The shift reflects what Gadd characterises as “learning the hard way” in the aftermath of his assault, growing from someone who took great pride in traditional masculinity to understanding true strength as “a real, empathetic man who’s vulnerable and in touch with his emotions”.

Gadd feels many things about this evolution into theatre—“nervous”, “excited”, “grateful”—but does he feel brave? He pauses. “It feels brave to me because I’m fundamentally terrified every time I do it. I’m saying things that I’ve kept repressed for so long, and things that I’ve been ashamed of.” He continues: “But I’m fully aware there are people in this world doing much greater things, so I don’t put myself on a pedestal.”

In an ideal world, he says, he would take the production out to new audiences in venues where its subject matter might be even more challenging. He becomes visibly emotional as he recalls “one of the most inspiring people in [his] life”, the late performance artist Adrian Howells who taught Gadd as a theatre student. 

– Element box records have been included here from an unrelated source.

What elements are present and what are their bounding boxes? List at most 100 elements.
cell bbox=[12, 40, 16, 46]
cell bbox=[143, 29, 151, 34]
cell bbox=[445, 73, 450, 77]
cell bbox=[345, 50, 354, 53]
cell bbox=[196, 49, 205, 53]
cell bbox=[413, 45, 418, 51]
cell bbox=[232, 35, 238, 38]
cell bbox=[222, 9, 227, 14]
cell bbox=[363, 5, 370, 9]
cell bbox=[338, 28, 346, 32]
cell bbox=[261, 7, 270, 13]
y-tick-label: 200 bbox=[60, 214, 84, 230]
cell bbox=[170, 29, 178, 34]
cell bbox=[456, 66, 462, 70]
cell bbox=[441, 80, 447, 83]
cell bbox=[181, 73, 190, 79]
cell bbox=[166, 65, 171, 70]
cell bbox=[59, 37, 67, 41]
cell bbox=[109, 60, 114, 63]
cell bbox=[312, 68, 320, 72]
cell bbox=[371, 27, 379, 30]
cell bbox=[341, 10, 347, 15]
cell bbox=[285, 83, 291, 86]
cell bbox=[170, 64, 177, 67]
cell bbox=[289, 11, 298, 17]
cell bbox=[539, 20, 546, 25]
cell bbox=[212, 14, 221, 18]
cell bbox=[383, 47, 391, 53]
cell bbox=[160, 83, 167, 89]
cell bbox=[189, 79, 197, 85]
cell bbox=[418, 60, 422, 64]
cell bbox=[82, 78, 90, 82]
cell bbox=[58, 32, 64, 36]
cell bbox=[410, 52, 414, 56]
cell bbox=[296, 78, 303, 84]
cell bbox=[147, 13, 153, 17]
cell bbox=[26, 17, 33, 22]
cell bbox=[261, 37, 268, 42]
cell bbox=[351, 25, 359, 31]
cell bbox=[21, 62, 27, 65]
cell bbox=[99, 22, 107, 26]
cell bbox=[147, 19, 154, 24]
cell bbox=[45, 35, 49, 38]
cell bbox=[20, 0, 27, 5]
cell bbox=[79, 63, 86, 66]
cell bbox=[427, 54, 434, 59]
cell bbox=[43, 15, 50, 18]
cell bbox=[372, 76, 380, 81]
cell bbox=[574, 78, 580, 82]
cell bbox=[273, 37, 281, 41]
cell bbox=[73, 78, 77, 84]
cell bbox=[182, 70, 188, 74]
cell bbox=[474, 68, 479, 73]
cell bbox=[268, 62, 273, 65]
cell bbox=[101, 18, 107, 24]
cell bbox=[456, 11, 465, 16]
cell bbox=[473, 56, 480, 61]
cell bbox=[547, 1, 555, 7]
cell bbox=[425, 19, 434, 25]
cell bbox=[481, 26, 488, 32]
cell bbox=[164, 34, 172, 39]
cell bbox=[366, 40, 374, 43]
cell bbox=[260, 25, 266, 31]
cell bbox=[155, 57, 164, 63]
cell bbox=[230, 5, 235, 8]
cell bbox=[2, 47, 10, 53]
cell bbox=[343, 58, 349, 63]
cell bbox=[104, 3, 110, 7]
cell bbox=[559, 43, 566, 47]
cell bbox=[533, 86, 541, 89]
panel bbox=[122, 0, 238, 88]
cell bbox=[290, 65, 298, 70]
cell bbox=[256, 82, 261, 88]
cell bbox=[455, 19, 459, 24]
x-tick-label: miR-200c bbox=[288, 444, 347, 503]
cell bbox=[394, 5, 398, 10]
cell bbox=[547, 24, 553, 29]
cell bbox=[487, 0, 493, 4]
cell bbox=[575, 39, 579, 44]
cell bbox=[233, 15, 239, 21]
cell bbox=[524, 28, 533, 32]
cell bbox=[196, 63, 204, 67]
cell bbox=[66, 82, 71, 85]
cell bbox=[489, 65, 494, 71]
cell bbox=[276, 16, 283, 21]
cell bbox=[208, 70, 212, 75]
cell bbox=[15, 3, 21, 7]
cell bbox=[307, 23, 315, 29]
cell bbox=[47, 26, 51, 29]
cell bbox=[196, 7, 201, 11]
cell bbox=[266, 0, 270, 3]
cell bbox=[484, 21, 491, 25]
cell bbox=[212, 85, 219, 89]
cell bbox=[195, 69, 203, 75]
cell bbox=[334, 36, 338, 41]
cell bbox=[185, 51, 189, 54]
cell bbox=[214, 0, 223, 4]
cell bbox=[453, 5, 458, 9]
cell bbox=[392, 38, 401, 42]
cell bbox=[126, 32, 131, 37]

“He would go to these countries where homosexuality is banned, and set up shop in a basement somewhere in the middle of nowhere, all on his own, to meet gay men and do these intimacy workshops with them,” he explains. In one-to-one sessions, Howells would encourage participants to wrestle with humanity’s innate discomfort around vulnerability and closeness. “And he would do this in countries where he could have been killed. He was just so fearless. That’s bravery.”